Further, as per Article 14 of the Indian Constitution all citizens are equal before the law. By placing restrictions on the right to have a surrogate child such that it is accorded to heterosexual couples alone, the government has negated the equality that the Constitution guarantees to single parents and homosexuals. Moreover, as per a Supreme Court ruling, live-in relationships are on a par with marriage and children born out of long-standing live-in relationships are legitimate. By limiting the option of surrogacy to legally married couples, the government is countering the acceptability of live-in relationships and setting a wrong precedent.

In fact, the draft Bill is not just laden with ideological and ethical issues but it will be nigh-on impossible to enforce. Eugene Bardach correctly points out in his book on policy analysis that regulating entry is laden with “problems of collecting information”. By proposing to regulate who can apply for surrogacy and who can be a surrogate mother, the government is plunging into an area that will be beset with problems of data verification that will make the Act (if it were to be passed in its current form) unimplementable.

If the intent of the Bill is to protect surrogate mothers and the children born out of surrogacy, then the legislation must provide a legal framework that restricts the exploitation of the surrogates and the children, and penalise those who do not honour contracts. The government should ensure that the surrogates are properly counseled about the medical and economic implications of surrogacy. It should also ensure that all surrogacy contracts must mandatorily cover the medical care, hygiene, and nourishment of the surrogates not just during the pregnancy but also in the post-partum period.

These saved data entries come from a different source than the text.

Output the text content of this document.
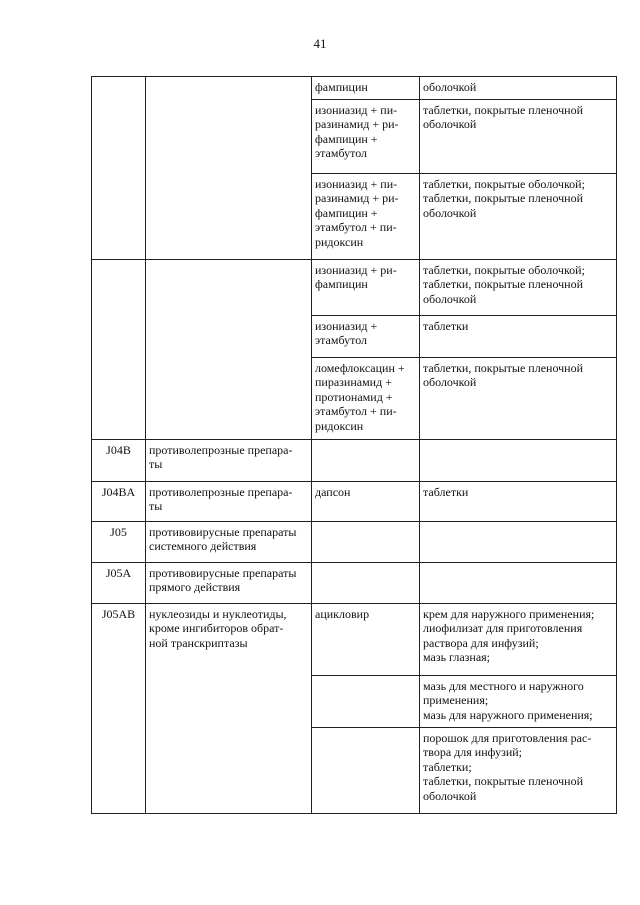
41

		фампицин	оболочкой

		изониазид + пи-
разинамид + ри-
фампицин +
этамбутол	таблетки, покрытые пленочной
оболочкой

		изониазид + пи-
разинамид + ри-
фампицин +
этамбутол + пи-
ридоксин	таблетки, покрытые оболочкой;
таблетки, покрытые пленочной
оболочкой

		изониазид + ри-
фампицин	таблетки, покрытые оболочкой;
таблетки, покрытые пленочной
оболочкой

		изониазид +
этамбутол	таблетки

		ломефлоксацин +
пиразинамид +
протионамид +
этамбутол + пи-
ридоксин	таблетки, покрытые пленочной
оболочкой

J04B	противолепрозные препара-
ты		

J04BA	противолепрозные препара-
ты	дапсон	таблетки

J05	противовирусные препараты
системного действия		

J05A	противовирусные препараты
прямого действия		

J05AB	нуклеозиды и нуклеотиды,
кроме ингибиторов обрат-
ной транскриптазы	ацикловир	крем для наружного применения;
лиофилизат для приготовления
раствора для инфузий;
мазь глазная;

			мазь для местного и наружного
применения;
мазь для наружного применения;

			порошок для приготовления рас-
твора для инфузий;
таблетки;
таблетки, покрытые пленочной
оболочкой
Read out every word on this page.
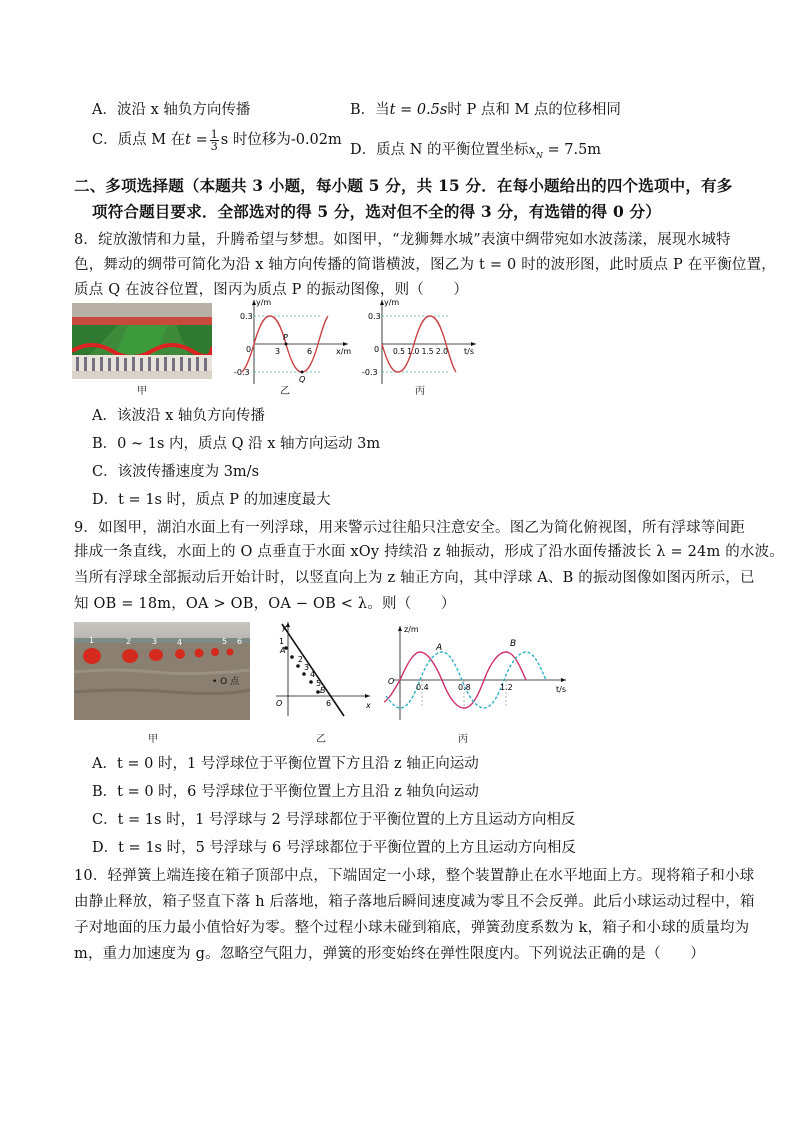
A．波沿 x 轴负方向传播	B．当t = 0.5s时 P 点和 M 点的位移相同
C．质点 M 在$t = \frac{1}{3}$ s 时位移为-0.02m
D．质点 N 的平衡位置坐标$x_N = 7.5m$
二、多项选择题（本题共 3 小题，每小题 5 分，共 15 分．在每小题给出的四个选项中，有多
项符合题目要求．全部选对的得 5 分，选对但不全的得 3 分，有选错的得 0 分）
8．绽放激情和力量，升腾希望与梦想。如图甲，“龙狮舞水城”表演中绸带宛如水波荡漾，展现水城特
色，舞动的绸带可简化为沿 x 轴方向传播的简谐横波，图乙为 t = 0 时的波形图，此时质点 P 在平衡位置，
质点 Q 在波谷位置，图丙为质点 P 的振动图像，则（　　）
甲
y/m
x/m
0.3
-0.3
0	3	6
P
Q
乙
y/m
t/s
0.3
-0.3
0 0.5 1.0 1.5 2.0
丙
A．该波沿 x 轴负方向传播
B．0 ~ 1s 内，质点 Q 沿 x 轴方向运动 3m
C．该波传播速度为 3m/s
D．t = 1s 时，质点 P 的加速度最大
9．如图甲，湖泊水面上有一列浮球，用来警示过往船只注意安全。图乙为简化俯视图，所有浮球等间距
排成一条直线，水面上的 O 点垂直于水面 xOy 持续沿 z 轴振动，形成了沿水面传播波长 λ = 24m 的水波。
当所有浮球全部振动后开始计时，以竖直向上为 z 轴正方向，其中浮球 A、B 的振动图像如图丙所示，已
知 OB = 18m，OA > OB，OA − OB < λ。则（　　）
1	2	3 4	5 6
• O 点
甲
y
x
O
1
A
2
3
4
5
B
6
乙
z/m
t/s
O
A	B
0.4	0.8	1.2
丙
A．t = 0 时，1 号浮球位于平衡位置下方且沿 z 轴正向运动
B．t = 0 时，6 号浮球位于平衡位置上方且沿 z 轴负向运动
C．t = 1s 时，1 号浮球与 2 号浮球都位于平衡位置的上方且运动方向相反
D．t = 1s 时，5 号浮球与 6 号浮球都位于平衡位置的上方且运动方向相反
10．轻弹簧上端连接在箱子顶部中点，下端固定一小球，整个装置静止在水平地面上方。现将箱子和小球
由静止释放，箱子竖直下落 h 后落地，箱子落地后瞬间速度减为零且不会反弹。此后小球运动过程中，箱
子对地面的压力最小值恰好为零。整个过程小球未碰到箱底，弹簧劲度系数为 k，箱子和小球的质量均为
m，重力加速度为 g。忽略空气阻力，弹簧的形变始终在弹性限度内。下列说法正确的是（　　）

Further, it should act to remove any information asymmetry that encourages the role of middlemen and puts the surrogates at the risk of being cheated.

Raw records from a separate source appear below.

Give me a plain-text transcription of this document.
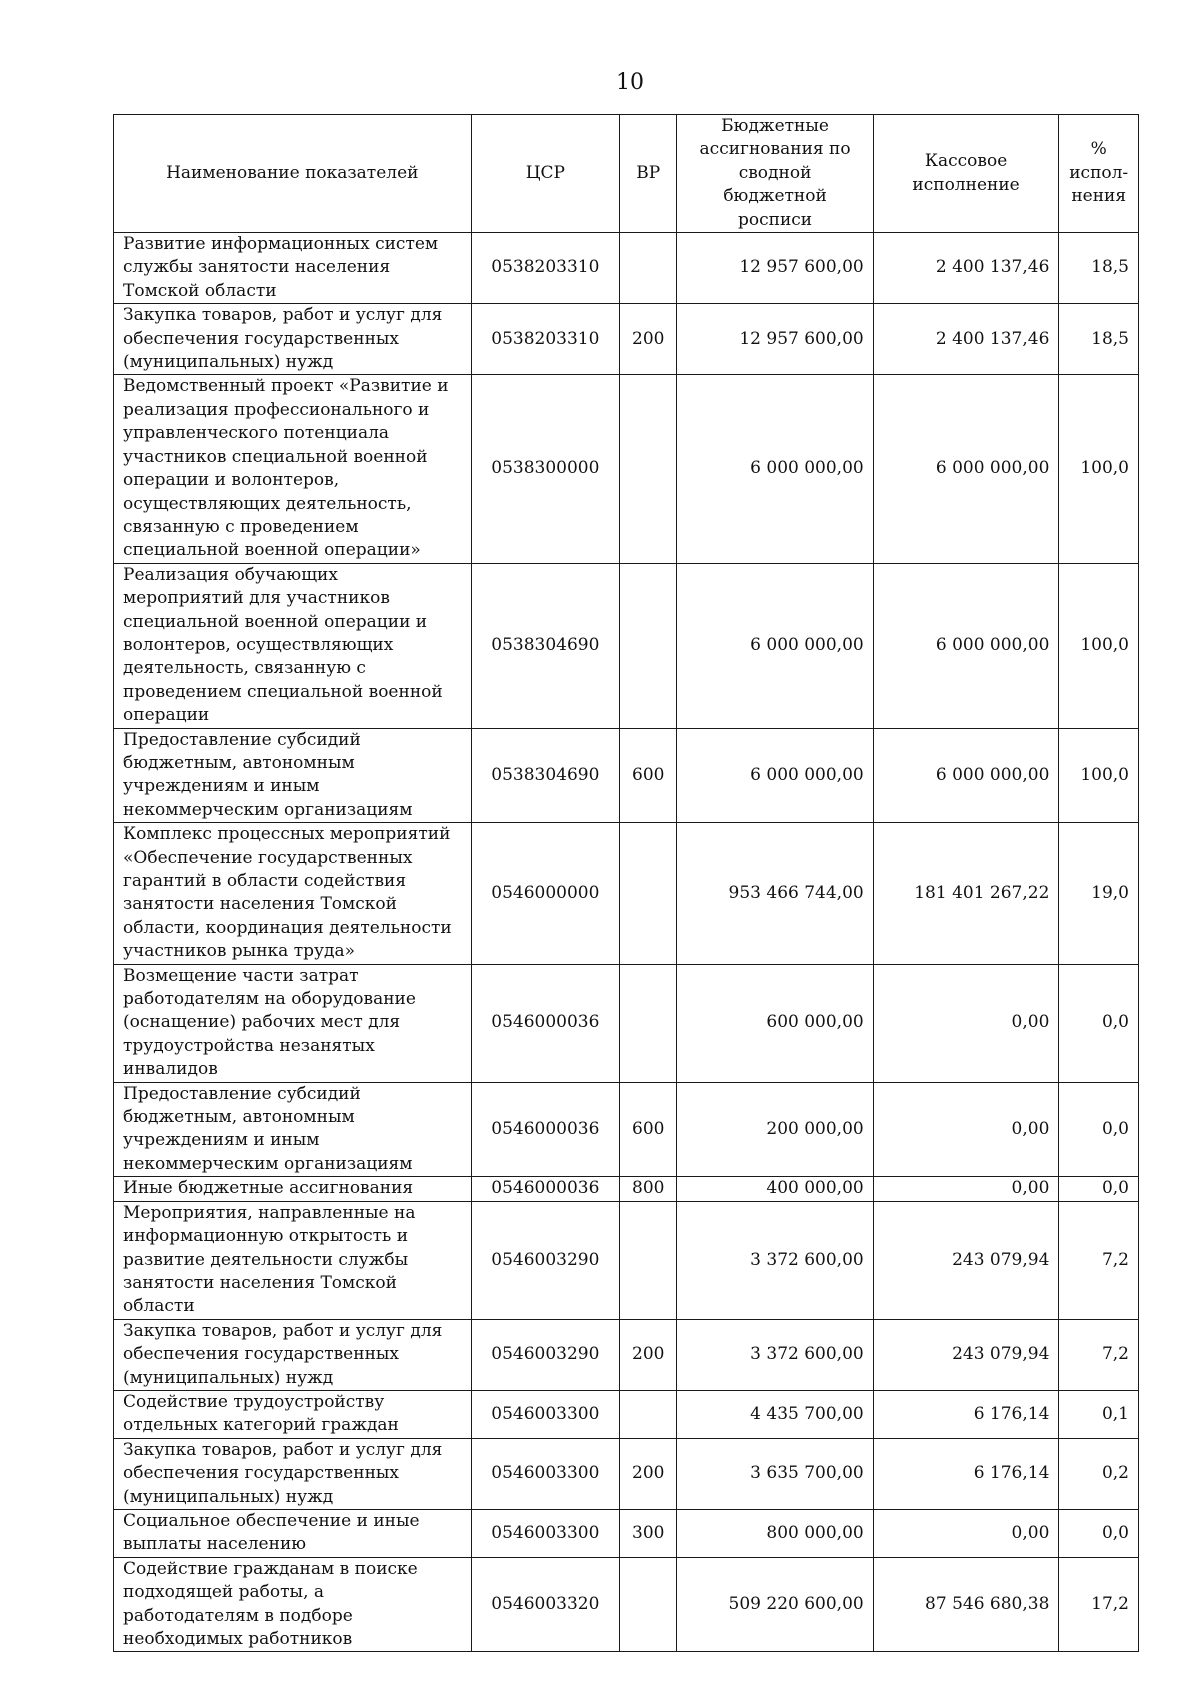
10
Наименование показателей	ЦСР	ВР	Бюджетные ассигнования по сводной бюджетной росписи	Кассовое исполнение	% испол-нения
Развитие информационных систем службы занятости населения Томской области	0538203310		12 957 600,00	2 400 137,46	18,5
Закупка товаров, работ и услуг для обеспечения государственных (муниципальных) нужд	0538203310	200	12 957 600,00	2 400 137,46	18,5
Ведомственный проект «Развитие и реализация профессионального и управленческого потенциала участников специальной военной операции и волонтеров, осуществляющих деятельность, связанную с проведением специальной военной операции»	0538300000		6 000 000,00	6 000 000,00	100,0
Реализация обучающих мероприятий для участников специальной военной операции и волонтеров, осуществляющих деятельность, связанную с проведением специальной военной операции	0538304690		6 000 000,00	6 000 000,00	100,0
Предоставление субсидий бюджетным, автономным учреждениям и иным некоммерческим организациям	0538304690	600	6 000 000,00	6 000 000,00	100,0
Комплекс процессных мероприятий «Обеспечение государственных гарантий в области содействия занятости населения Томской области, координация деятельности участников рынка труда»	0546000000		953 466 744,00	181 401 267,22	19,0
Возмещение части затрат работодателям на оборудование (оснащение) рабочих мест для трудоустройства незанятых инвалидов	0546000036		600 000,00	0,00	0,0
Предоставление субсидий бюджетным, автономным учреждениям и иным некоммерческим организациям	0546000036	600	200 000,00	0,00	0,0
Иные бюджетные ассигнования	0546000036	800	400 000,00	0,00	0,0
Мероприятия, направленные на информационную открытость и развитие деятельности службы занятости населения Томской области	0546003290		3 372 600,00	243 079,94	7,2
Закупка товаров, работ и услуг для обеспечения государственных (муниципальных) нужд	0546003290	200	3 372 600,00	243 079,94	7,2
Содействие трудоустройству отдельных категорий граждан	0546003300		4 435 700,00	6 176,14	0,1
Закупка товаров, работ и услуг для обеспечения государственных (муниципальных) нужд	0546003300	200	3 635 700,00	6 176,14	0,2
Социальное обеспечение и иные выплаты населению	0546003300	300	800 000,00	0,00	0,0
Содействие гражданам в поиске подходящей работы, а работодателям в подборе необходимых работников	0546003320		509 220 600,00	87 546 680,38	17,2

The decision to rent or sell one’s vagina, the kidneys, or the womb should be the prerogative of the owner. Criminalising such trades neither ends the practice nor alleviates the condition of people who choose to enter them. The Surrogacy (Regulation) Bill, 2016, in its current avatar, is a retrograde step that the government must amend if it really cares about women’s welfare. And if it cared enough, it would remove the conditions that force people into renting their wombs out.